Effectivement, depuis plusieurs années, les puissances industrielles et financières au cœur même de la crise qu’elles ont provoqué démantèlent chacun des droits économiques et sociaux de notre pays.
Pour une part importante, la propagande autour de « la crise » sert à faire accepter ceci comme inéluctable, alors que c’est l’exact contraire. Plus on applique l’austérité budgétaire aux Etats et aux collectivités territoriales et l’austérité salariale et plus la crise s’aggrave et s’aggravera.
Pendant ce temps, les entreprises cotées en bourse ont distribué ces derniers mois encore plus de dividendes à leurs propriétaires et un institut européen vient de calculer qu’elles disposent d’une trésorerie mobilisable immédiatement, ce que l’on appelle « le cash » de 750 milliards d’euros. C’est l’équivalent de presque sept années de budget européen.
Quant au texte sur la flexibilité du 11 janvier dernier, il donne les pleins pouvoirs aux employeurs sur la vie des salariés dans l’entreprise, mais aussi hors de l’entreprise.

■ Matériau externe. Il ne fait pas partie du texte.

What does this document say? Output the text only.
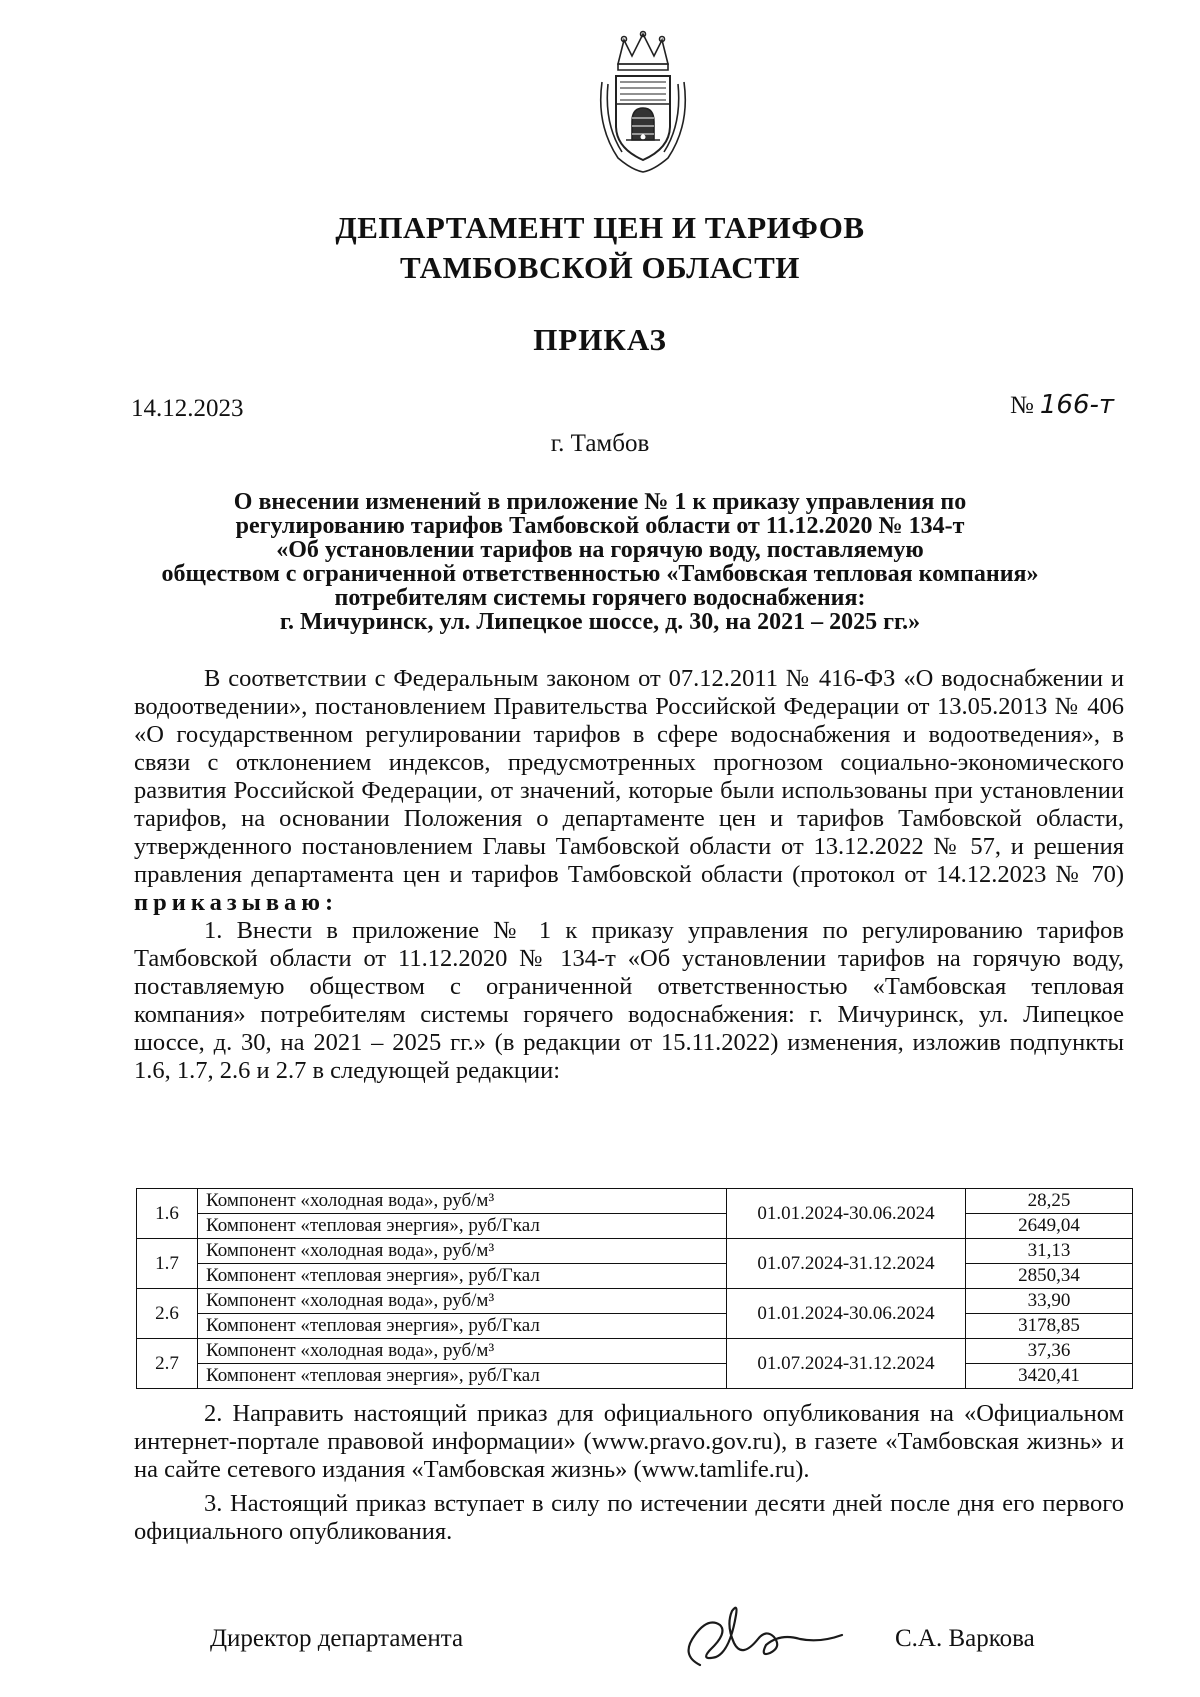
ДЕПАРТАМЕНТ ЦЕН И ТАРИФОВ
ТАМБОВСКОЙ ОБЛАСТИ
ПРИКАЗ
14.12.2023	№ 166-т
г. Тамбов
О внесении изменений в приложение № 1 к приказу управления по
регулированию тарифов Тамбовской области от 11.12.2020 № 134-т
«Об установлении тарифов на горячую воду, поставляемую
обществом с ограниченной ответственностью «Тамбовская тепловая компания»
потребителям системы горячего водоснабжения:
г. Мичуринск, ул. Липецкое шоссе, д. 30, на 2021 – 2025 гг.»

В соответствии с Федеральным законом от 07.12.2011 № 416-ФЗ «О водоснабжении и водоотведении», постановлением Правительства Российской Федерации от 13.05.2013 № 406 «О государственном регулировании тарифов в сфере водоснабжения и водоотведения», в связи с отклонением индексов, предусмотренных прогнозом социально-экономического развития Российской Федерации, от значений, которые были использованы при установлении тарифов, на основании Положения о департаменте цен и тарифов Тамбовской области, утвержденного постановлением Главы Тамбовской области от 13.12.2022 № 57, и решения правления департамента цен и тарифов Тамбовской области (протокол от 14.12.2023 № 70)

приказываю:

1. Внести в приложение № 1 к приказу управления по регулированию тарифов Тамбовской области от 11.12.2020 № 134-т «Об установлении тарифов на горячую воду, поставляемую обществом с ограниченной ответственностью «Тамбовская тепловая компания» потребителям системы горячего водоснабжения: г. Мичуринск, ул. Липецкое шоссе, д. 30, на 2021 – 2025 гг.» (в редакции от 15.11.2022) изменения, изложив подпункты 1.6, 1.7, 2.6 и 2.7 в следующей редакции:

1.6	Компонент «холодная вода», руб/м³	01.01.2024-30.06.2024	28,25
	Компонент «тепловая энергия», руб/Гкал		2649,04
1.7	Компонент «холодная вода», руб/м³	01.07.2024-31.12.2024	31,13
	Компонент «тепловая энергия», руб/Гкал		2850,34
2.6	Компонент «холодная вода», руб/м³	01.01.2024-30.06.2024	33,90
	Компонент «тепловая энергия», руб/Гкал		3178,85
2.7	Компонент «холодная вода», руб/м³	01.07.2024-31.12.2024	37,36
	Компонент «тепловая энергия», руб/Гкал		3420,41

2. Направить настоящий приказ для официального опубликования на «Официальном интернет-портале правовой информации» (www.pravo.gov.ru), в газете «Тамбовская жизнь» и на сайте сетевого издания «Тамбовская жизнь» (www.tamlife.ru).

3. Настоящий приказ вступает в силу по истечении десяти дней после дня его первого официального опубликования.

Директор департамента	С.А. Варкова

Il invente ce curieux concept du contrat à durée indéterminé « intermittent », c’est-à-dire un contrat de travail totalement flexibilisé et un salaire modulable.
Le contenu de ce qui se prépare est trop peu connu. C’est le droit social français qui serait mis en cause si le Parlement transposait ce texte dans la loi.

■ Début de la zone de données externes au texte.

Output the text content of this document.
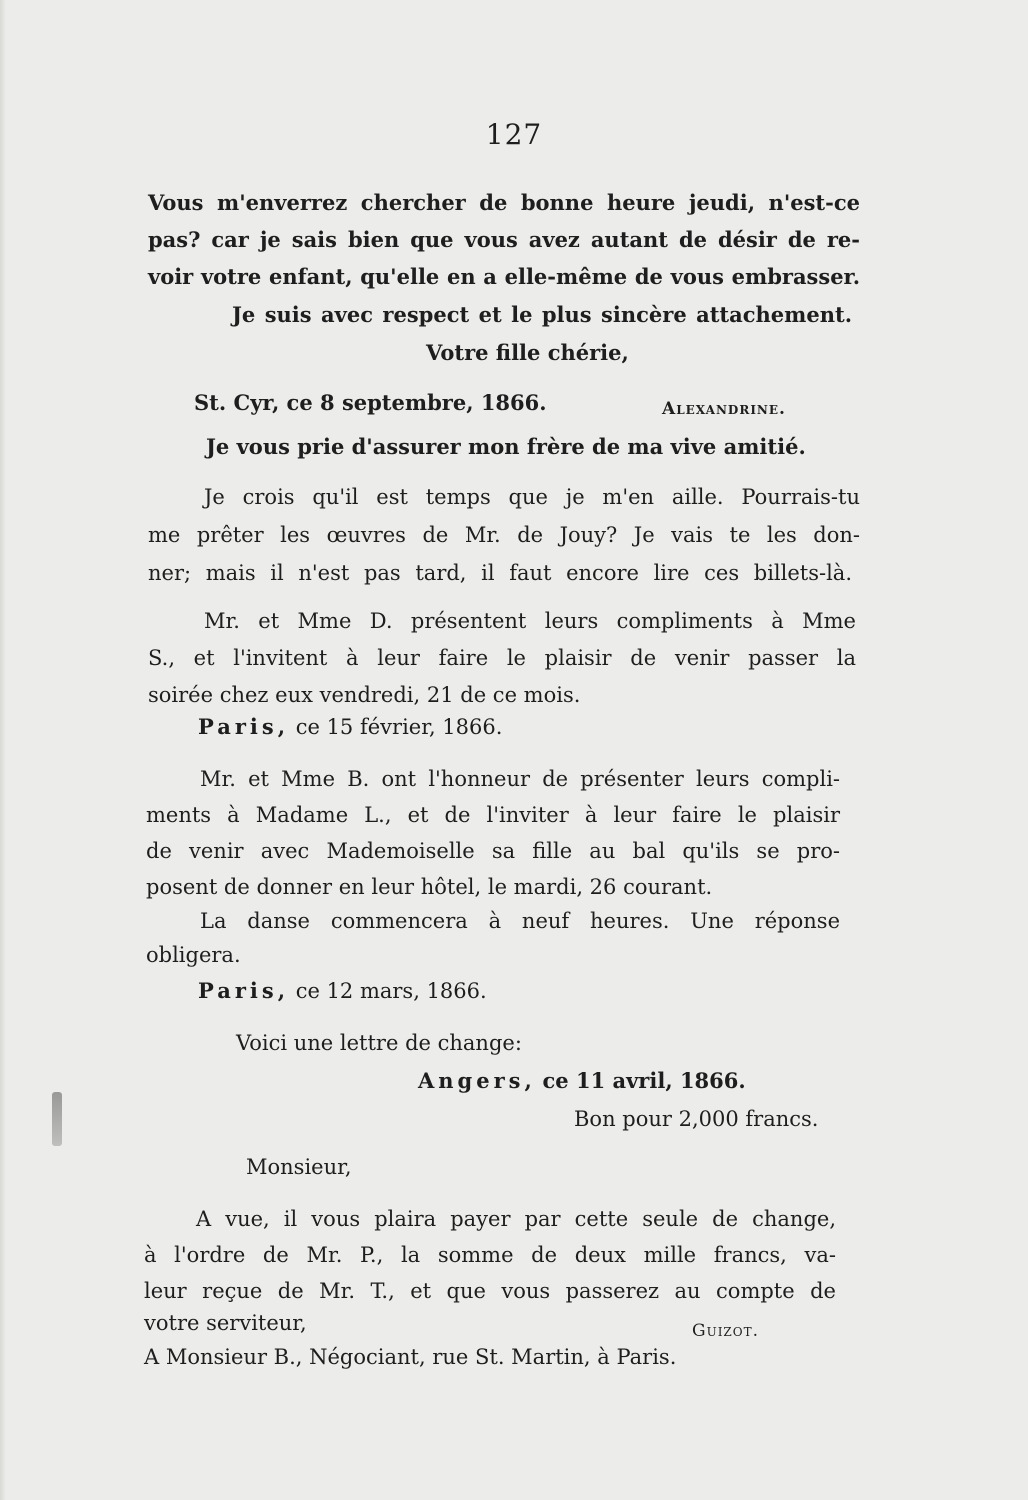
127
Vous m'enverrez chercher de bonne heure jeudi, n'est-ce
pas? car je sais bien que vous avez autant de désir de re-
voir votre enfant, qu'elle en a elle-même de vous embrasser.
Je suis avec respect et le plus sincère attachement.
Votre fille chérie,
St. Cyr, ce 8 septembre, 1866.	Alexandrine.
Je vous prie d'assurer mon frère de ma vive amitié.
Je crois qu'il est temps que je m'en aille. Pourrais-tu
me prêter les œuvres de Mr. de Jouy? Je vais te les don-
ner; mais il n'est pas tard, il faut encore lire ces billets-là.
Mr. et Mme D. présentent leurs compliments à Mme
S., et l'invitent à leur faire le plaisir de venir passer la
soirée chez eux vendredi, 21 de ce mois.
Paris, ce 15 février, 1866.
Mr. et Mme B. ont l'honneur de présenter leurs compli-
ments à Madame L., et de l'inviter à leur faire le plaisir
de venir avec Mademoiselle sa fille au bal qu'ils se pro-
posent de donner en leur hôtel, le mardi, 26 courant.
La danse commencera à neuf heures. Une réponse
obligera.
Paris, ce 12 mars, 1866.
Voici une lettre de change:
Angers, ce 11 avril, 1866.
Bon pour 2,000 francs.
Monsieur,
A vue, il vous plaira payer par cette seule de change,
à l'ordre de Mr. P., la somme de deux mille francs, va-
leur reçue de Mr. T., et que vous passerez au compte de
votre serviteur,	Guizot.
A Monsieur B., Négociant, rue St. Martin, à Paris.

Une telle exigence du grand patronat n’a jamais été formulée en ces termes dans notre pays. Ce sont les députés et les sénateurs qui disposent du droit inaliénable de faire la loi. A ceux de la gauche de refuser de transcrire le projet du Medef dans la loi.
La gauche vient de se battre victorieusement pour le droit au mariage des couples homosexuels. Elle peut de la même façon, élargir les droits du monde du travail et de la création. Qu’elle laisse M. Copé et ses amis soutenir seuls le texte du Medef.
Voilà un service à rendre à l’intérêt général, au droit des travailleurs. A la jeunesse afin d’empêcher que les jeunes générations entrent dans le monde du travail dans l’insécurité totale.
Peut-on dire qu’il s’agit d’une transcription du traité Sarkozy-Merkel, ratifié tel quel par François Hollande ?
Ce texte découle de ce que l’on a appelé « le pacte Euro plus » que j’ai baptisé dans un livre « Le pacte des rapaces ». Il s’agit d’un accord entre Mme Merkel et M. Sarkozy à Deauville, le 10 octobre 2010 et traduit dans le Conseil européen de mars 2011. Son alinéa 4, édicte, je cite : « Les Etats membres, participants s’engagent à prendre toutes les mesures pour favoriser la compétitivité ». L’alinéa 6 écrit : « Les progrès seront évalués sur la base des salaires et de la productivité ainsi que des besoins d’ajustement en matière de compétitivité ». Et la partie n° 7 demande de ne pas augmenter les salaires, je cite : « Les augmentations… pourraient provoquer une érosion de la compétitivité ». Et l’alinéa 8 demande de : « Réexaminer la disposition de fixation des salaires et le cas échéant le degré de centralisation du processus de négociations ainsi que les mécanismes d’indexation, l’autonomie des partenaires sociaux dans le cadre du processus de négociation ». Et un peu plus loin, il est demandé, je cite toujours : « des réformes du marché du travail destinées à favoriser la flexi-sécurité… ».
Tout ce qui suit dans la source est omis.